Fremdvölker

Die Natio­nal­so­zia­lis­tIn­nen ver­wen­de­ten den Begriff «Fremd­völ­ker», um Men­schen zu beschrei­ben, die sie als «ras­sisch min­der­wer­tig» oder «art­fremd» ansa­hen und ver­folg­ten. Zu die­sen Grup­pen gehör­ten in ers­ter Linie Juden, gefolgt von Sin­ti und Roma sowie sla­wi­schen Völ­kern wie Polen, Ukrai­nern, Rus­sen usw. Heut­zu­ta­ge wird der Begriff «Fremd­völ­ker» von rechts­extre­men Grup­pie­run­gen ähn­lich ras­sis­tisch und pole­misch ver­wen­det.

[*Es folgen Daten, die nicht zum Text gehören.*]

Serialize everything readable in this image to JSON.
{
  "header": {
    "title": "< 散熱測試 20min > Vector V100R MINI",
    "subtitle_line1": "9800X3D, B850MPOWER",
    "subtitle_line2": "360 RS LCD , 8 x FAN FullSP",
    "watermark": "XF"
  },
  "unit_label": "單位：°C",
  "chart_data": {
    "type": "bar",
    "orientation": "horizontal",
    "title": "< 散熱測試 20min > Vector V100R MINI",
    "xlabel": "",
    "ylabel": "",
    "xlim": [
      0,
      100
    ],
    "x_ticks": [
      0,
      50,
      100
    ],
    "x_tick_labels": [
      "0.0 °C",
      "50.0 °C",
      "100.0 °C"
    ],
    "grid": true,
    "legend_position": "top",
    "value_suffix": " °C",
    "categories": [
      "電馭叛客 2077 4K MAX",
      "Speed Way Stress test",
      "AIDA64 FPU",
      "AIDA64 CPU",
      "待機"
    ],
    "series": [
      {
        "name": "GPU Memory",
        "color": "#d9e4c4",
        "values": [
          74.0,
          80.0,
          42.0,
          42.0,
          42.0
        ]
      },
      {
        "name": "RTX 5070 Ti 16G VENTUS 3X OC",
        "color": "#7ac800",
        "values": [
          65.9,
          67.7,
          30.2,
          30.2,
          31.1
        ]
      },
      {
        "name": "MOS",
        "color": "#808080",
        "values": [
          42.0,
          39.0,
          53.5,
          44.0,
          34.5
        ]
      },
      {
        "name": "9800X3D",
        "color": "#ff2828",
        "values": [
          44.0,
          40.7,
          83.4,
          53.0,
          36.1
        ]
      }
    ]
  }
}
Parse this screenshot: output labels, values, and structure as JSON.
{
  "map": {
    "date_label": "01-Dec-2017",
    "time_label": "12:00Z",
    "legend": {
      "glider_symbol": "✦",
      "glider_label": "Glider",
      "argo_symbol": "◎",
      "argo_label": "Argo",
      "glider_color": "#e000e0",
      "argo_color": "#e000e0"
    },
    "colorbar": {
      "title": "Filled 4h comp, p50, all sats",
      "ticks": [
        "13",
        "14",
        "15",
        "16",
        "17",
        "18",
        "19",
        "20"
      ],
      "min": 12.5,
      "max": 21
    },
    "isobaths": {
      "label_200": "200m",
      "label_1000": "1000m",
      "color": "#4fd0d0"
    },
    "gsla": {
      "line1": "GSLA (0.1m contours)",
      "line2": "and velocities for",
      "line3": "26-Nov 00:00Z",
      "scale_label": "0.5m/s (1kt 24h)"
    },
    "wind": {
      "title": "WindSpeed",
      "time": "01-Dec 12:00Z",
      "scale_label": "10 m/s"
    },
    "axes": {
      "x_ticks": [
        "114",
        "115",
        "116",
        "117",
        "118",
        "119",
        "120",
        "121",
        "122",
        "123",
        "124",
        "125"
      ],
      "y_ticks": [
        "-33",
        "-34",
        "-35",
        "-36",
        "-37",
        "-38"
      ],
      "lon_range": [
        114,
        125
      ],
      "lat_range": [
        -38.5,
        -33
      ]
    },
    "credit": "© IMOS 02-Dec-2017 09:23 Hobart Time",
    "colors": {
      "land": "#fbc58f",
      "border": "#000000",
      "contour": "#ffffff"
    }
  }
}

Aller­dings wur­de der Begriff «Fremd­völ­ker» nicht von den Natio­nal­so­zia­lis­tIn­nen erfun­den. In der deut­schen Geschichts­wis­sen­schaft wur­den damit die «bar­ba­ri­schen» Nach­bar­völ­ker der alten Grie­chen und Römer bezeich­net. Eini­ge deut­sche His­to­ri­ke­rIn­nen ver­wen­de­ten den Begriff auch für nicht-rus­si­sche Völ­ker im Rus­si­schen Zaren­reich, wie bei­spiels­wei­se die Völ­ker des Kau­ka­sus. Deut­sche Theolog:innen spra­chen von Fremd­völ­kern, wenn in Bibel­über­set­zun­gen von «Hei­den» die Rede war oder wenn die Völ­ker mit ihren Namen genannt wur­den: etwa Baby­lo­ni­er, Assy­rer, Äthio­pi­er, Ägyp­ter usw.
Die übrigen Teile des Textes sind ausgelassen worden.